Mystery writer C.L. Ragsdale is the author of The Reboot Files a Christian Cozy Mystery Series, and a superhero story called Chasing Lady Midnight. A California native, she loves to "surf" the web to research plot details for her fun, quirky stories. She has a degree in Theatre Arts which greatly influenced her writing style. Working in various fields as a secretary has allowed her to both master her writing skills and acquire valuable technical knowledge which she uses liberally in her plots. Although that is where she got her idea for The Secretary, she is not an evil mastermind. Although some of her former employers might disagree. These days she contents herself with knitting while contemplating her next diabolical plot. Story plot that is.

Current E-Books
THE REBOOT FILES:  The Mystery of Hurtleberry House, The Island of Living Trees, The Harbinger of Retribution, and The Wrong Ghost.

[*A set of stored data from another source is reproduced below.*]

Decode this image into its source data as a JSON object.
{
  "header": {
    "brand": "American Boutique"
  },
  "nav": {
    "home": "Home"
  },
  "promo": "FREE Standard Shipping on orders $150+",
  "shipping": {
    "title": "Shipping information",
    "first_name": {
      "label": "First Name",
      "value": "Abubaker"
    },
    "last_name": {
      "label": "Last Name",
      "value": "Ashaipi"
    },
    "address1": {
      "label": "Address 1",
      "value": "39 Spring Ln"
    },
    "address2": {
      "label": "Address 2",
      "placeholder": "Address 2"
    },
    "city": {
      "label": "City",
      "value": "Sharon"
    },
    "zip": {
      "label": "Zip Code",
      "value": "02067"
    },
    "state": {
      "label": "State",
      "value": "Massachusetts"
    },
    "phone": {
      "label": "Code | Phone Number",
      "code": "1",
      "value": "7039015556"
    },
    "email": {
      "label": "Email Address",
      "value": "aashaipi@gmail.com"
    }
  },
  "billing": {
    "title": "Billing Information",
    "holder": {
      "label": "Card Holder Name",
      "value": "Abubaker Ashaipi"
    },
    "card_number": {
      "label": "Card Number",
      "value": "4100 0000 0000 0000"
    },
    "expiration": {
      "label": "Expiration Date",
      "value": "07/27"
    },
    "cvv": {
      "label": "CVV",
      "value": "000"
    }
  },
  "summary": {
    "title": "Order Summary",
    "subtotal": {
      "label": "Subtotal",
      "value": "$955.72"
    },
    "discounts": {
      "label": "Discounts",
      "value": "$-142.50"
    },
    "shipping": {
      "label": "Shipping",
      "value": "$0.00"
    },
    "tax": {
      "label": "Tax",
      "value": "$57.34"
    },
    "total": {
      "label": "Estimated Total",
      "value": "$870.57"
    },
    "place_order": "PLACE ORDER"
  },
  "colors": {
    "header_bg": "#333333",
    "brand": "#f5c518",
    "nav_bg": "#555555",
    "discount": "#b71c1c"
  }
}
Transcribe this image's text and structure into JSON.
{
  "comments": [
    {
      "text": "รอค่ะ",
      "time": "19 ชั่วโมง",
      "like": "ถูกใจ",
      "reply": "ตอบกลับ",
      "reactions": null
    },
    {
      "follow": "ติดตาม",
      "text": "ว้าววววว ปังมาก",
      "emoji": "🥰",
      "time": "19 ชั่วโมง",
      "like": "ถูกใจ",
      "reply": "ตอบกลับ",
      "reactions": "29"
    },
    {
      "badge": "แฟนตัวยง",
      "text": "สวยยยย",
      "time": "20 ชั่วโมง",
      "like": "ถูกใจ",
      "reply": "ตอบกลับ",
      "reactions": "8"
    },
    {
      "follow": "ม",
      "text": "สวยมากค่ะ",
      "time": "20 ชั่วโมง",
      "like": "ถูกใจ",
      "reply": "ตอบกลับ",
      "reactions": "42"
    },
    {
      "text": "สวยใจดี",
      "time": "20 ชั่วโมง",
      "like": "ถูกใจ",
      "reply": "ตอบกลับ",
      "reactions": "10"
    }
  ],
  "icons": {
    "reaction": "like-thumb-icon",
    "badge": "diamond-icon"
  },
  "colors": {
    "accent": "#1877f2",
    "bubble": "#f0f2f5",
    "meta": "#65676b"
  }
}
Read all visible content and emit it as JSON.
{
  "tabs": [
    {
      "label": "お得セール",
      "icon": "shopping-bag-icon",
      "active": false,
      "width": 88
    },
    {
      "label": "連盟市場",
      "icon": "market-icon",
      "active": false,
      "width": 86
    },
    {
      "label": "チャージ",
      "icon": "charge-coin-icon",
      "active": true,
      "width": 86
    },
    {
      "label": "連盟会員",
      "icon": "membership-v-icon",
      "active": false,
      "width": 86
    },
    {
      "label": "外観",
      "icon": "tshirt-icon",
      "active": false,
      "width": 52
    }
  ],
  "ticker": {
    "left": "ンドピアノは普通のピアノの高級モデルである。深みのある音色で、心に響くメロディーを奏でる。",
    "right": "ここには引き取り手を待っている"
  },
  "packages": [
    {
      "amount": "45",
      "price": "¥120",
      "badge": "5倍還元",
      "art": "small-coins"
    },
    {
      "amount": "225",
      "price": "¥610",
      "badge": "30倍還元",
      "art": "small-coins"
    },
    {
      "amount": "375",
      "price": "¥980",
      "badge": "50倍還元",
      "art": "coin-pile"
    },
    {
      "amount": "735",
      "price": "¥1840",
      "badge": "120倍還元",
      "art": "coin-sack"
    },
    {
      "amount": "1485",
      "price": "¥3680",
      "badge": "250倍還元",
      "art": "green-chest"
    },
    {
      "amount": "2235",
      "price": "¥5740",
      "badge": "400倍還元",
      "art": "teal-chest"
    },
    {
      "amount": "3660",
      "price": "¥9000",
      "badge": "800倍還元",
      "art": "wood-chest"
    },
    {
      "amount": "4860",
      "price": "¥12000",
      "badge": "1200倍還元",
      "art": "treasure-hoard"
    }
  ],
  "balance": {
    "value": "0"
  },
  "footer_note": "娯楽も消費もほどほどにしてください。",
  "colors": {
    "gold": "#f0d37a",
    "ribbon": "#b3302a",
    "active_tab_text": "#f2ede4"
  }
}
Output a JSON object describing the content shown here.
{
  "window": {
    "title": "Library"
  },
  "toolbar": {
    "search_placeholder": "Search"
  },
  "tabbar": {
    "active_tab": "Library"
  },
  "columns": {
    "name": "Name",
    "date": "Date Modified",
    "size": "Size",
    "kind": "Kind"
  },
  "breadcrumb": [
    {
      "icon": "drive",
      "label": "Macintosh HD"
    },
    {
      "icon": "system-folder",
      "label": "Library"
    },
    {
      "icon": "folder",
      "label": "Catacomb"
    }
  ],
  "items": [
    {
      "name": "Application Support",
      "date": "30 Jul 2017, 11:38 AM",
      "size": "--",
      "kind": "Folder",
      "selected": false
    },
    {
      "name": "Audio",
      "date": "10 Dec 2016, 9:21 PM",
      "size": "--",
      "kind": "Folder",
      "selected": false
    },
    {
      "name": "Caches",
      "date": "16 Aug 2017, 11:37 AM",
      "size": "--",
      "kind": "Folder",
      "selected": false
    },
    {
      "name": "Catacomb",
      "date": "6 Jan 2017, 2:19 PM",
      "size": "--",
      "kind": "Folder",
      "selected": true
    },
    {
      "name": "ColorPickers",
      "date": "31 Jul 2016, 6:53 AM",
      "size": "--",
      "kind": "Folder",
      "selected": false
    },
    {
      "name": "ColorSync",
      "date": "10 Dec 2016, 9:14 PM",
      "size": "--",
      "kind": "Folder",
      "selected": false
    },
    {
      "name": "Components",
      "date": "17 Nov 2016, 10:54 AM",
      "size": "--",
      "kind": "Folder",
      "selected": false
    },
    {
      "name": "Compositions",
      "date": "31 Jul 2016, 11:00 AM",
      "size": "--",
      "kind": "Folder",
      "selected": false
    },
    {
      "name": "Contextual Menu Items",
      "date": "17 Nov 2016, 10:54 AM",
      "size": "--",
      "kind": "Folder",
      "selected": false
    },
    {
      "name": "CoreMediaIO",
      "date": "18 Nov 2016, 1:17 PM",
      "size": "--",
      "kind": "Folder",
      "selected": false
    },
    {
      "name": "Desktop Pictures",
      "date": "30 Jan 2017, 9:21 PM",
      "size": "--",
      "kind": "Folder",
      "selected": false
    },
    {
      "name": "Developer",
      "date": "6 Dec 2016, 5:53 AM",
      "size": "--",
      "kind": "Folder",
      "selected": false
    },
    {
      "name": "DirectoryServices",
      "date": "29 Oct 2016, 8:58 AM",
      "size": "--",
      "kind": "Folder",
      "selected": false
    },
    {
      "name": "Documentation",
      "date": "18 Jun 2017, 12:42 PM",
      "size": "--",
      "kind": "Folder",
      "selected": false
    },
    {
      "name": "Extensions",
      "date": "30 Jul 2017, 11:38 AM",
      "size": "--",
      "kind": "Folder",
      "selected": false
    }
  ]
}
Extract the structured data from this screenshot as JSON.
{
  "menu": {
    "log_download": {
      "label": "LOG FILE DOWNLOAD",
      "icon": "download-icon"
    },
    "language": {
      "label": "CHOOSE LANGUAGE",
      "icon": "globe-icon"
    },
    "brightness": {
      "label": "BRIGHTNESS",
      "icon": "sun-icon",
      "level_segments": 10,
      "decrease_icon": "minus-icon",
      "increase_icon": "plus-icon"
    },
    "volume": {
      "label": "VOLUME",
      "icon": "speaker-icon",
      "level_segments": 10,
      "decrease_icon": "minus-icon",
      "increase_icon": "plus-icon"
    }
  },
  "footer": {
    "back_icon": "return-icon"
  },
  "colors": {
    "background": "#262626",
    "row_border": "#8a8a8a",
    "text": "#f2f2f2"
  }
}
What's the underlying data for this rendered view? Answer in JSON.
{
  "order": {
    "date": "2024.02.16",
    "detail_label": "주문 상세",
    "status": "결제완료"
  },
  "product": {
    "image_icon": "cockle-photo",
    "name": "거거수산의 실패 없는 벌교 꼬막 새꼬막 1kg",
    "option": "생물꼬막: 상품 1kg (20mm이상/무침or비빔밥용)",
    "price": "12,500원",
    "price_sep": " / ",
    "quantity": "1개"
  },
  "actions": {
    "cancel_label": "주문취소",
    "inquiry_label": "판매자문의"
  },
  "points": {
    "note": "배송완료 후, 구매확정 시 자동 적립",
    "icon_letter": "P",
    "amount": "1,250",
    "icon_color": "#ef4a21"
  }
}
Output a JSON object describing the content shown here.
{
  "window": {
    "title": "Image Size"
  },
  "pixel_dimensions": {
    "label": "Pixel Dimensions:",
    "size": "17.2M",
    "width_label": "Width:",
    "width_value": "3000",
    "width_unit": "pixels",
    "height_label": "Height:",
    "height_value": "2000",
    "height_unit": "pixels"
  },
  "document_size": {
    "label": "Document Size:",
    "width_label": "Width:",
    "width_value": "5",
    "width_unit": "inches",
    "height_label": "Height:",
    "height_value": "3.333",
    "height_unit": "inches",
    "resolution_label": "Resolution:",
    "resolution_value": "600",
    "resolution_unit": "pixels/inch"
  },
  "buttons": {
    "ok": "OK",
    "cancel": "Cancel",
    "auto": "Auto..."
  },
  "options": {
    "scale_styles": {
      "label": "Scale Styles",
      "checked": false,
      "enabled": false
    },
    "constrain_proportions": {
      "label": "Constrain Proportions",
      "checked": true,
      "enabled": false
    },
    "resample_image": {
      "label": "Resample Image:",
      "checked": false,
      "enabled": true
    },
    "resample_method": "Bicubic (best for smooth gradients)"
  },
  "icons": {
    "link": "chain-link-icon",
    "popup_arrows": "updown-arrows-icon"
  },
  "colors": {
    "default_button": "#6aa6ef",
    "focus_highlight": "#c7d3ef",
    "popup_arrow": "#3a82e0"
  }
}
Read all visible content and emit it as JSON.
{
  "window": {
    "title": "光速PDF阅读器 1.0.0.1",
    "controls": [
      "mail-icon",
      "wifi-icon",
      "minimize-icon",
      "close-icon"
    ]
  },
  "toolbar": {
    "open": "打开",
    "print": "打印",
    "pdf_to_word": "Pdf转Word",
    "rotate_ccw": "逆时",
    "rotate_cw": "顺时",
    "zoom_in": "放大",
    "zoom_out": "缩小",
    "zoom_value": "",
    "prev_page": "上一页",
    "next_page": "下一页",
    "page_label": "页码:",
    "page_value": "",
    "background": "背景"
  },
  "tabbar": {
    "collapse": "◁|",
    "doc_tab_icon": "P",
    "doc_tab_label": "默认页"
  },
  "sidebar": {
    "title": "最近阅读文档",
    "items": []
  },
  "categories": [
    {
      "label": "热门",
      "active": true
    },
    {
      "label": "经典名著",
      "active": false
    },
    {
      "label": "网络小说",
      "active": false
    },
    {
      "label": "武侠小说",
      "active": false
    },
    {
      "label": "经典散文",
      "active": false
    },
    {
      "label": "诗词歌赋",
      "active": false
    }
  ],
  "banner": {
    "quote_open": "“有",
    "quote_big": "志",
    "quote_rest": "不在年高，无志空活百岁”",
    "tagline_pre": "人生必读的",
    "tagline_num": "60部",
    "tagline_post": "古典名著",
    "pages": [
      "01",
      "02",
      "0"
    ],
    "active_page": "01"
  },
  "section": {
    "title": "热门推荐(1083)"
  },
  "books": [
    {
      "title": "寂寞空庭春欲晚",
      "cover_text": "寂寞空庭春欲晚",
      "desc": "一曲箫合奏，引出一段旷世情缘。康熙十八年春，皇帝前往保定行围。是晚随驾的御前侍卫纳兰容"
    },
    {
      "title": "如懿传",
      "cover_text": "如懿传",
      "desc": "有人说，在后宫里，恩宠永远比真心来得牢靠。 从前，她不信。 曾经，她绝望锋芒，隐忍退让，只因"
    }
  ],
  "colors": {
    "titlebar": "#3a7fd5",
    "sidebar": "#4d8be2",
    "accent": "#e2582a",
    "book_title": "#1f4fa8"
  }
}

  1. There have been times when the only reason I continued on in my writing was because I believed God could use my witness for Him. Believers and seekers both benefit by reading Christian fiction because the writing is inspired and directed by God. That's what I have found in my association with other faith-writers. Getting paid just comes from publishing. We can't help that. Besides, an author can always give income away if that's what God lays on an author's heart just like anyone else can. (But I'll bet even the generous givers keep something back to live on.)

    Good post, Cindy.

    ~Nancy Jill

  2. Cindy--As believers with a God-given gift for writing, we should be able to write for His glory and make an income as well. "You shall not muzzle the ox that treads the grain." I donate half of whatever I earn from writing--whether it's an advance or royalties, right back to God. I've given to various ministries over the years, but the one I'm stuck on right now is Living Water International. They build wells for people in Africa and South American third world countries. But even if every writer tithes ten percent, all that money is going back into the kingdom of God to help missionaries, to feed and clothe the poor, etc. AND let's not forget, our words travel all over the world, to people we don't know and will likely never meet. The books we write have an eternal impact on our wonderful readers. Getting paid for writing is icing on the gingerbread. Bless you, my friend!

  3. Cindy - food for thought. I wouldn't be writing Christian Fiction if I didn't think it was a ministry. I could write just plan ole fiction and not think about the content - that way I could please the world and write what I thought they wanted. I have a long story on how I came about writing Christian Fiction and I do look at it like it is my ministry.